Pre-Drywall Walk Through
Before putting up the drywall, there are a number of items that must be checked and verified. This includes making sure the:
- mechanicals are in the right location.
- plumbing lines are by the sinks.
- stack lines are where the toilets go.
- gas lines are located where they’re needed for the furnaces, hot water heaters, and stoves.
- electrical outlets and water lines are in place for the appliances
- low-voltage wiring is in place for the under-cabinet lighting.
“We usually take photos of each wall and room to document this because you don’t want to have to go back in and cut out drywall to re-work these connections,” says Killian.
Criner points out that the consequences of failing to do this can be dire if an outlet has been installed in the wrong place in all 100 units of a building, for example. “We do mock-ups of each unit to prevent this. You’re building 10 little houses and need to make sure you’re doing everything right on the first one,” he says.

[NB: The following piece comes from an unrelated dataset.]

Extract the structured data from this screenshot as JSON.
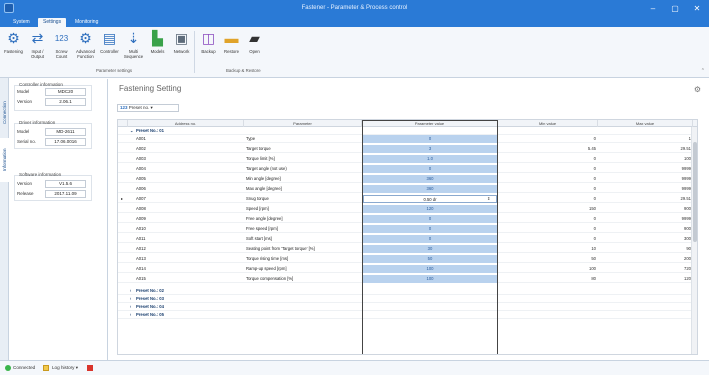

Final Steps Before Close-Out
This part of the process involves going through the project’s punch list to verify that every aspect of the construction has been properly installed. To stay ahead of the game, Criner recommends addressing the punch list as the building is being constructed. This way the team won’t be faced with a long, comprehensive list at the project’s end.
For 6145 N Broadway, the project was just two weeks from completion in the spring of 2020 when COVID-19 hit. Fortunately, the team had been working on the punch list all along. Working diligently, Summit was able to finish the final punch list within 30 days and deliver the building.
For 1400 Monroe, the team was able to keep the vertical flow of construction moving so smoothly that renters could start moving in on the bottom floors while work was finished off on the top floors.
For both projects, construction was completed on time and on budget, which are defining characteristics in a developer’s assessment of a job well done. Add in great quality and achieving the design vision, and the architects added on their stamp of approval as well.